Four miners that had been trapped underground in a mineral concession that collapsed in Rwamagana District last Saturday, have been rescued according to RNP website.

According to the police, the cassiterite concession owned by Piran mining company, located in Ntunga Cell of Mwurire Sector collapsed last Saturday at around 10:20am, minutes after five miners had entered it.

However, one of the miners had stayed slightly behind his colleagues and he run towards the entrance of the tunnel as the upper part of the tunnel started to cave in.

Rubbles, however, hit his legs in the process of escape, although he was in the safer zone of the tunnel, where he was rescued shortly after and rushed to the hospital.

In the midmorning of Tuesday, Jean D’Amour Banguyeneza, Laurent Gatambara, Gilbert Gasigwa and Jean Marie Vianney Munyampenda saw light again.

They were immediately taken to Rwamagana hospital for medical check up.

The Eastern region Police Commander (RPC), Assistant Commissioner of Police (ACP) Dismas Rutaganira and the Mayor of Rwamagana District, Radjab Mbonyumuvunyi oversaw the successful rescue process.

Close to 150 residents of Mwurire and miners from Rutongo mines joined security organs in the day-and-night rescue shifts.

Medical personnel were also part of the rescue to provide immediate first aid.

“This is a concession that has been in use since colonial times. Although the mining activity was itself legal, we are in the rainy season, this can weaken the soils and cause it to collapse,” ACP Rutaganira said.

“This is why we encourage miners to revise their inspection and safety plans especially in such periods to ensure that their concessions are in proper state and safer before they start mining,” he added.

The rescue process was tricky since using machinery would have pushed the soils further inside the tunnel to bury the four men. Rescuers opted for alternative safer means like electrical amour.

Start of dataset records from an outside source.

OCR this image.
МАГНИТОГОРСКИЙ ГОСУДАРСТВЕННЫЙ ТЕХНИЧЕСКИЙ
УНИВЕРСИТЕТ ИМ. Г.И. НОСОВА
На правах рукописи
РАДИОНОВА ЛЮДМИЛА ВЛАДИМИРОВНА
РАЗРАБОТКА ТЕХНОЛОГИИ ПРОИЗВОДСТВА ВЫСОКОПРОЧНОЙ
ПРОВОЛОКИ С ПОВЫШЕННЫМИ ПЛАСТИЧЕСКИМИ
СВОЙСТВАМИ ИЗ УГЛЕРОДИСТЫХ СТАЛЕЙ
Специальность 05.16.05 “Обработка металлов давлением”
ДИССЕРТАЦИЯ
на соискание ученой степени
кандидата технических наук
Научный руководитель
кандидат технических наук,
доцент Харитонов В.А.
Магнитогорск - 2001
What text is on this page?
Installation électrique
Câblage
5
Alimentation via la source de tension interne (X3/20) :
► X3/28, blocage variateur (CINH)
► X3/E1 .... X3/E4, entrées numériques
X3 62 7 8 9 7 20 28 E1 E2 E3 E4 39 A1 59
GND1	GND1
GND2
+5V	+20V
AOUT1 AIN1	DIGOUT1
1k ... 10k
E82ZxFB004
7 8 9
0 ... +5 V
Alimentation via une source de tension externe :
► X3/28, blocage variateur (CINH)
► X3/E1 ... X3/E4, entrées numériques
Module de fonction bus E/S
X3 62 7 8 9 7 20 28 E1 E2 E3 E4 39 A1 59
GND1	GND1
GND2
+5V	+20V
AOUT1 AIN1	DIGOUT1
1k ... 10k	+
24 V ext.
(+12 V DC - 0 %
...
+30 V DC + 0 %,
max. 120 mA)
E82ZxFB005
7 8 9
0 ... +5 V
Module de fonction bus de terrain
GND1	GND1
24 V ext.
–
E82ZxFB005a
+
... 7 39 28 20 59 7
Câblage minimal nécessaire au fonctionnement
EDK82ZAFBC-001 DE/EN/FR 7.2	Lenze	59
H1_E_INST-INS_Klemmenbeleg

“We had to use several types of drilling equipment and different access strategies to reach the miners and to winch them to the surface,” the RPC said.

The victims were trapped approximately 150 meters from the mine entrance. This, however, required some special skills to know if they are alive, the side of the concession they were in and to continuously communicating with them.

The sending sound signals included knocking on rocks and receiving a similar response from the receivers, which served as proof of life.

“You could see that every person especially residents and miners from Rutongo mines, who spent days and nights in the voluntary work drilling had courage, patience and love to rescue these people,” the RPC said, thanking everyone who participated in the rescue.

According to the Mayor of Rwamagana “this tragedy reminds us the need to have proper safety measures in place, frequently replacing them with modern ones and knowledge of the status of concessions before anyone enters them.”

Investigations indicate that one of the miners attempted to extract some minerals on a rock that was above them yet the same rock was holding another tunnel that was passing above them, leading to the collapse and trapping them underground.

“We assume the incident was largely caused by lack of knowledge on the patterns and intersections of the tunnels. This is why having site maps is very important,” Mr. Mbonyumuvunyi said.

Medics at Rwamagana hospital said thay the victims mainly suffered from dehydration and related complications.

By press time, medics said that the four men were steadily regaining conciousness and would be discharged very soon.